Numerical chromosomal changes and uniparental disomy in pediatric ALL. (A) Frequency of pentasomy/tetrasomy/trisomy affecting each chromosome. For X chromosome, trisomy (105 cases) contains trisosomy X in male pateints (67 cases) and disomy X in female patients (38 cases). All tetrasomy X were female patients. (B) Frequency of uniparental disomy (UPD). Whole: cases with whole chromosome UPD; p arm: cases with UPD of short arm; and q arm: cases with UPD of long arm. Chr: chromosome.

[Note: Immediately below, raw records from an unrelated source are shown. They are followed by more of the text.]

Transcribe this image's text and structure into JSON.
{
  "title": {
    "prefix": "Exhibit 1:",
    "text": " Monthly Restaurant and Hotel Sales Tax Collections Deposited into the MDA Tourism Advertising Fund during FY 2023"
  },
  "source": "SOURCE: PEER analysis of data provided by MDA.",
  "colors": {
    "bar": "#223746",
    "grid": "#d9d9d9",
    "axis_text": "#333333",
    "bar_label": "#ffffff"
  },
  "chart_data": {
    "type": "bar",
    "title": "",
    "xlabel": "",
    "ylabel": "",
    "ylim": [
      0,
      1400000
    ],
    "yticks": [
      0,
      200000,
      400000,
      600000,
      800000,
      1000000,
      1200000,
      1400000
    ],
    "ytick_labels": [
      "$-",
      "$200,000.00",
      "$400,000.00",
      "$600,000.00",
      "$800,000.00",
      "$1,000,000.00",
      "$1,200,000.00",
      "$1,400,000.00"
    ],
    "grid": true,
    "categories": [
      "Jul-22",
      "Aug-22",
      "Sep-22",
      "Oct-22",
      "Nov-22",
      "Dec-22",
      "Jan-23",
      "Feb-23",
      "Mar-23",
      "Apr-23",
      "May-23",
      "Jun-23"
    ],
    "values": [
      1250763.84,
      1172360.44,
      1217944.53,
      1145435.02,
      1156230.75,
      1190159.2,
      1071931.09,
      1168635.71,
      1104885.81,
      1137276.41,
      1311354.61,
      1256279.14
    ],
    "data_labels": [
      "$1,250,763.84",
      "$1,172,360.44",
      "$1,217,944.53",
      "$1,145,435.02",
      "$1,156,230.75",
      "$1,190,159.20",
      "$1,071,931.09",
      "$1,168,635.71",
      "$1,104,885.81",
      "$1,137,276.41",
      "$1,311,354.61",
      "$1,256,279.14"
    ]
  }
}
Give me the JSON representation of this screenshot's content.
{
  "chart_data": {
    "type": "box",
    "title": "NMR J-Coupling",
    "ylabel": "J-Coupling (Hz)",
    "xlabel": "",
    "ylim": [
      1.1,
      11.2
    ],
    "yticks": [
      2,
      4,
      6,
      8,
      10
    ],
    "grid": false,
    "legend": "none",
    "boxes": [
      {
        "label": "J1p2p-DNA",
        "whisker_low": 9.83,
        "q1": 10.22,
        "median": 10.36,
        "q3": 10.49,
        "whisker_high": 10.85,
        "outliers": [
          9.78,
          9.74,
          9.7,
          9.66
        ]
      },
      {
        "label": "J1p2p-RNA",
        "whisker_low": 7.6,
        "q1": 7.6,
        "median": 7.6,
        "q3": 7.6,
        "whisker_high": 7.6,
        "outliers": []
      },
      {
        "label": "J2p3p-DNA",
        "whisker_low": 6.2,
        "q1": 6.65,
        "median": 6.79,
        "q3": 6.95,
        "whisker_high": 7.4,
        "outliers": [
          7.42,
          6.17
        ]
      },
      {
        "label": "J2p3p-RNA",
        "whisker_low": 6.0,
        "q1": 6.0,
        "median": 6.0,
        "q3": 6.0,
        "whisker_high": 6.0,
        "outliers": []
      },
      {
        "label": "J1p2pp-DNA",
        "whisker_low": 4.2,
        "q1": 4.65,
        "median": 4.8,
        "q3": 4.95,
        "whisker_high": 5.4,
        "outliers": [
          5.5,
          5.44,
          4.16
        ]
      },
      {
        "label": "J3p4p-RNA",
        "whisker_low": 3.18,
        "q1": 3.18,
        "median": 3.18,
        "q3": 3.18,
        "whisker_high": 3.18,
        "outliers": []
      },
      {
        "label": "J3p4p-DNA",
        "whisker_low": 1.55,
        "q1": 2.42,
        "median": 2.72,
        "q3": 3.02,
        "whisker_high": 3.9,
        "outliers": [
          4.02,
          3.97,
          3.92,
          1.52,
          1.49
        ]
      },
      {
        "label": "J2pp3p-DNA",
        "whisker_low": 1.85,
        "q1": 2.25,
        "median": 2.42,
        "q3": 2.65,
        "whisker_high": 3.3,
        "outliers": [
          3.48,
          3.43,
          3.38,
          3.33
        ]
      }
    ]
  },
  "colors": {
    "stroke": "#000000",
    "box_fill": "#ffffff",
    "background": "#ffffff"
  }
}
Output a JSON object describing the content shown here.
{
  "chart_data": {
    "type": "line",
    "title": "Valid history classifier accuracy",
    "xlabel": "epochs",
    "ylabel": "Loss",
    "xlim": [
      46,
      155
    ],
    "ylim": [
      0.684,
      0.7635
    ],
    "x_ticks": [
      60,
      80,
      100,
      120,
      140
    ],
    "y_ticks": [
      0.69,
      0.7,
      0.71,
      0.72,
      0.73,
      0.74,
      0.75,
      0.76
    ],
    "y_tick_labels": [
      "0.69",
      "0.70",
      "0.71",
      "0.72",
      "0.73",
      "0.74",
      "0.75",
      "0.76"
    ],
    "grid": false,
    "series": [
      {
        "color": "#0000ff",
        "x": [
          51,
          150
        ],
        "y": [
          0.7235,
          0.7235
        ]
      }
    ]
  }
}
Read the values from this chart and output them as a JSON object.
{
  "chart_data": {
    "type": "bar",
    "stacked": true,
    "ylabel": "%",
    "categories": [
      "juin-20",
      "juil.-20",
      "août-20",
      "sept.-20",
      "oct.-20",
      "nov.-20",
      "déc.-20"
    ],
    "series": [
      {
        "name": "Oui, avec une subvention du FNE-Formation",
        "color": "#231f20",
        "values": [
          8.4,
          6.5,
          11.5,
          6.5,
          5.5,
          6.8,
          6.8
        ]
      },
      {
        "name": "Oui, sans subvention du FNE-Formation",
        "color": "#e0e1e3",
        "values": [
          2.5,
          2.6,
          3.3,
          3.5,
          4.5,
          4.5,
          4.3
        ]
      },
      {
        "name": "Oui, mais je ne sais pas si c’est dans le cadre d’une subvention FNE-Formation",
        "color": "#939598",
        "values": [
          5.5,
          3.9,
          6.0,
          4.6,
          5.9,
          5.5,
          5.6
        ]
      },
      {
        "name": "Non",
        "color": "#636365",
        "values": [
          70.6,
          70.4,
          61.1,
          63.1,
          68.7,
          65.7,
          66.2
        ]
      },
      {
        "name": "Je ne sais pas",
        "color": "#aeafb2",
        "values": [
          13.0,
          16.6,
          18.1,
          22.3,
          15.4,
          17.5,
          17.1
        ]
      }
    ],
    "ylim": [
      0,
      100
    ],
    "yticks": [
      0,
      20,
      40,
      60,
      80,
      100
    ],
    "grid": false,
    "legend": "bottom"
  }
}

UPD involving X chromosome was detected only in female cases. (C) Distribution of whole and partial chromosome UPD in HD and non–HD-ALL. Whole chromosome UPD is frequently detected in HD-ALL. Thirty-four cases with whole chromosome UPD were HD-ALL. Partial UPD is frequently detected in non–HD-ALL. Fifteen of 63 cases with partial UPD were HD-ALL. (D) Frequency of deletion of p16INK4A gene in whole chromosome 9 UPD and 9p UPD. Twenty-three cases showed deletion of p16INK4A, out of a total of 30 cases with 9p UPD. One case had p16INK4A deletion from a total 18 ALL samples with whole chromosome 9 UPD.

Figure 4

Prognostic impact of chromosomes 17 and 18. Absence of a gain of either chromosome 17 (left panel) or chromosome 18 (middle panel) is associated with poor prognosis in patients with HD-ALL; concurrent absence of a gain of both chromosomes 17 and 18 (right panel) is associated with very poor prognosis. Tri/tetra 18 and 17: HD-ALL with trisomy or tetrasomy 18 or 17. Others: HD-ALL without gain of chromosomes 17 and/or 18.